Liberty appealed the Circuit Court’s ruling, and the case is currently pending.6 In its briefing, Liberty argued that whether it could have acted more aggressively by bifurcating the litigation is beside the point; after all, “Liberty never affirmatively asserted that ACS was in fact guilty of any intentional wrongdoing.”7 Instead, Liberty simply chose to reserve its coverage defenses in the event the plaintiffs succeeded in proving such conduct. Liberty determined that its approach was therefore entirely reasonable and appropriate under the circumstances.
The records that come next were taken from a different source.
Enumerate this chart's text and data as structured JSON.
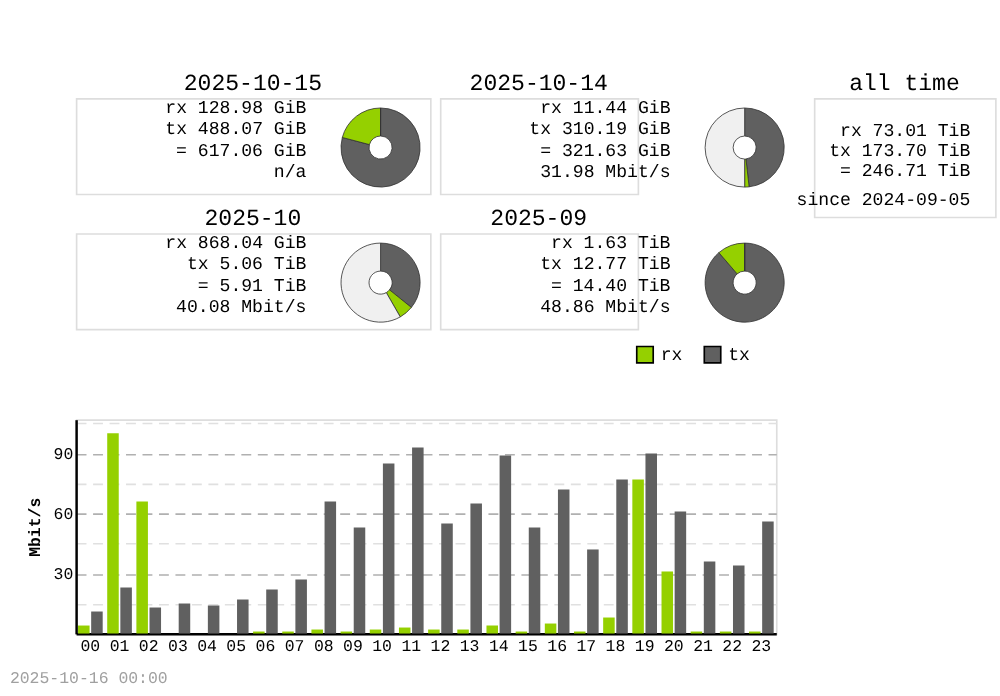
{
  "chart_data": [
    {
      "type": "donut",
      "title": "2025-10-15",
      "categories": [
        null,
        null,
        null
      ],
      "values": [
        79.1,
        20.9,
        0
      ],
      "colors": [
        "#606060",
        "#95d000",
        "#f0f0f0"
      ],
      "annotations": [
        "rx 128.98 GiB",
        "tx 488.07 GiB",
        "= 617.06 GiB",
        "n/a"
      ]
    },
    {
      "type": "donut",
      "title": "2025-10-14",
      "categories": [
        null,
        null,
        null
      ],
      "values": [
        48.2,
        1.8,
        50
      ],
      "colors": [
        "#606060",
        "#95d000",
        "#f0f0f0"
      ],
      "annotations": [
        "rx 11.44 GiB",
        "tx 310.19 GiB",
        "= 321.63 GiB",
        "31.98 Mbit/s"
      ]
    },
    {
      "type": "other",
      "title": "all time",
      "annotations": [
        "rx 73.01 TiB",
        "tx 173.70 TiB",
        "= 246.71 TiB",
        "since 2024-09-05"
      ]
    },
    {
      "type": "donut",
      "title": "2025-10",
      "categories": [
        null,
        null,
        null
      ],
      "values": [
        35.8,
        5.9,
        58.3
      ],
      "colors": [
        "#606060",
        "#95d000",
        "#f0f0f0"
      ],
      "annotations": [
        "rx 868.04 GiB",
        "tx 5.06 TiB",
        "= 5.91 TiB",
        "40.08 Mbit/s"
      ]
    },
    {
      "type": "donut",
      "title": "2025-09",
      "categories": [
        null,
        null,
        null
      ],
      "values": [
        88.7,
        11.3,
        0
      ],
      "colors": [
        "#606060",
        "#95d000",
        "#f0f0f0"
      ],
      "annotations": [
        "rx 1.63 TiB",
        "tx 12.77 TiB",
        "= 14.40 TiB",
        "48.86 Mbit/s"
      ]
    },
    {
      "type": "bar",
      "ylabel": "Mbit/s",
      "categories": [
        "00",
        "01",
        "02",
        "03",
        "04",
        "05",
        "06",
        "07",
        "08",
        "09",
        "10",
        "11",
        "12",
        "13",
        "14",
        "15",
        "16",
        "17",
        "18",
        "19",
        "20",
        "21",
        "22",
        "23"
      ],
      "series": [
        {
          "name": "rx",
          "color": "#95d000",
          "values": [
            4,
            100,
            66,
            0,
            0,
            0,
            1,
            1,
            2,
            1,
            2,
            3,
            2,
            2,
            4,
            1,
            5,
            1,
            8,
            77,
            31,
            1,
            1,
            1
          ]
        },
        {
          "name": "tx",
          "color": "#606060",
          "values": [
            11,
            23,
            13,
            15,
            14,
            17,
            22,
            27,
            66,
            53,
            85,
            93,
            55,
            65,
            89,
            53,
            72,
            42,
            77,
            90,
            61,
            36,
            34,
            56
          ]
        }
      ],
      "ylim": [
        0,
        107
      ],
      "yticks": [
        {
          "value": 15,
          "label": null
        },
        30,
        {
          "value": 45,
          "label": null
        },
        60,
        {
          "value": 75,
          "label": null
        },
        90,
        {
          "value": 105,
          "label": null
        }
      ],
      "grid": "y",
      "legend": "top right",
      "annotations": [
        "2025-10-16 00:00"
      ]
    }
  ]
}
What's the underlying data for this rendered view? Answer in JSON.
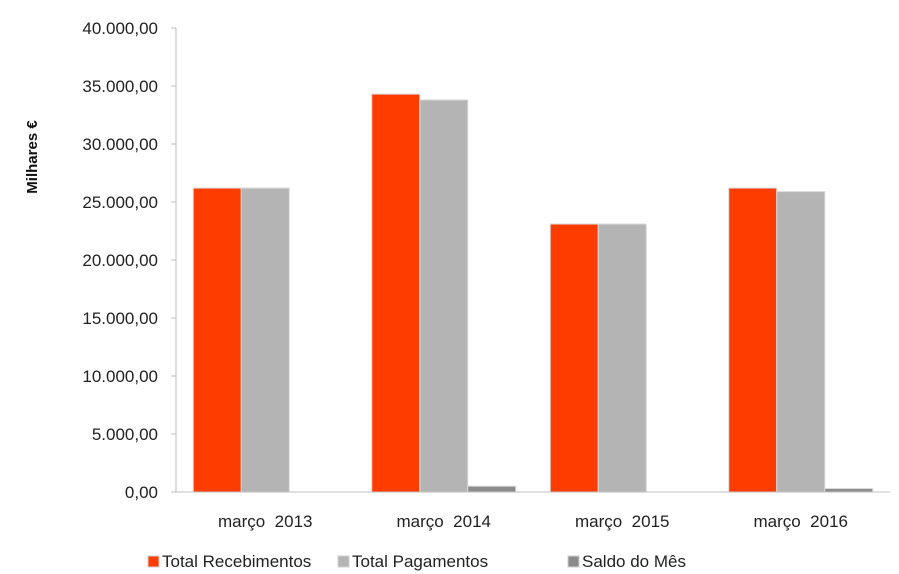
{
  "chart_data": {
    "type": "bar",
    "ylabel": "Milhares €",
    "ylim": [
      0,
      40000
    ],
    "y_ticks": [
      0,
      5000,
      10000,
      15000,
      20000,
      25000,
      30000,
      35000,
      40000
    ],
    "y_tick_labels": [
      "0,00",
      "5.000,00",
      "10.000,00",
      "15.000,00",
      "20.000,00",
      "25.000,00",
      "30.000,00",
      "35.000,00",
      "40.000,00"
    ],
    "categories": [
      "março  2013",
      "março  2014",
      "março  2015",
      "março  2016"
    ],
    "series": [
      {
        "name": "Total Recebimentos",
        "color": "#ff3c00",
        "values": [
          26200,
          34300,
          23100,
          26200
        ]
      },
      {
        "name": "Total Pagamentos",
        "color": "#b4b4b4",
        "values": [
          26200,
          33800,
          23100,
          25900
        ]
      },
      {
        "name": "Saldo do Mês",
        "color": "#8c8c8c",
        "values": [
          0,
          500,
          0,
          300
        ]
      }
    ],
    "legend_position": "bottom",
    "grid": false
  }
}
ACS’s appellate argument paints a different picture. ACS posited that Liberty had strategically decided to allege at trial that ACS expected or intended injury to occur, which would have triggered the applicable policy exclusions and would have exposed ACS to punitive damages. Although Liberty paid $2 million of ACS’s attorneys’ fees under a duty to defend, ACS maintained that payment alone did not satisfy Liberty’s duty. This is because, as ACS pointed out, if Liberty had been allowed to demonstrate at trial that intentional act exclusions applied, Liberty would not have paid “a single dollar of the $10 million in policy limits, essentially paying one-fifth of their exposure…If hiring counsel was the only requirement of the ‘duty to defend’, it would be called the ‘duty to hire a lawyer’ (and it is not).”8
For its part, Liberty claimed on appeal that if it had bifurcated the proceeding, “Liberty would have been forced to go on the offensive, and prove that ACS intentionally misrepresented the defects and/or deficiencies in the subject panel,” which would have “proven Plaintiffs’ case for them.”9 Stressing that bifurcation was necessary because of this potential conflict, ACS responded that “[i]f Liberty was not interested in asserting its coverage defenses at trial - since allegations of intentional harm used to prove the ‘intended or expected’ exclusion obviously negatively impact the insured in this type of case - ACS is uncertain as to what Liberty would have been doing at the merits trial.”10
Regardless of how the Court of Appeals ultimately rules, Wosinski exemplifies the considerable risks of veering from the preferred path for contesting coverage. To be sure, every coverage dispute warrants individualized assessment, and although the path is preferred, rather than compulsory, Wosinski reminds Wisconsin insurers that it remains the surest approach when contesting coverage to safeguard an insurer’s rights under its policies.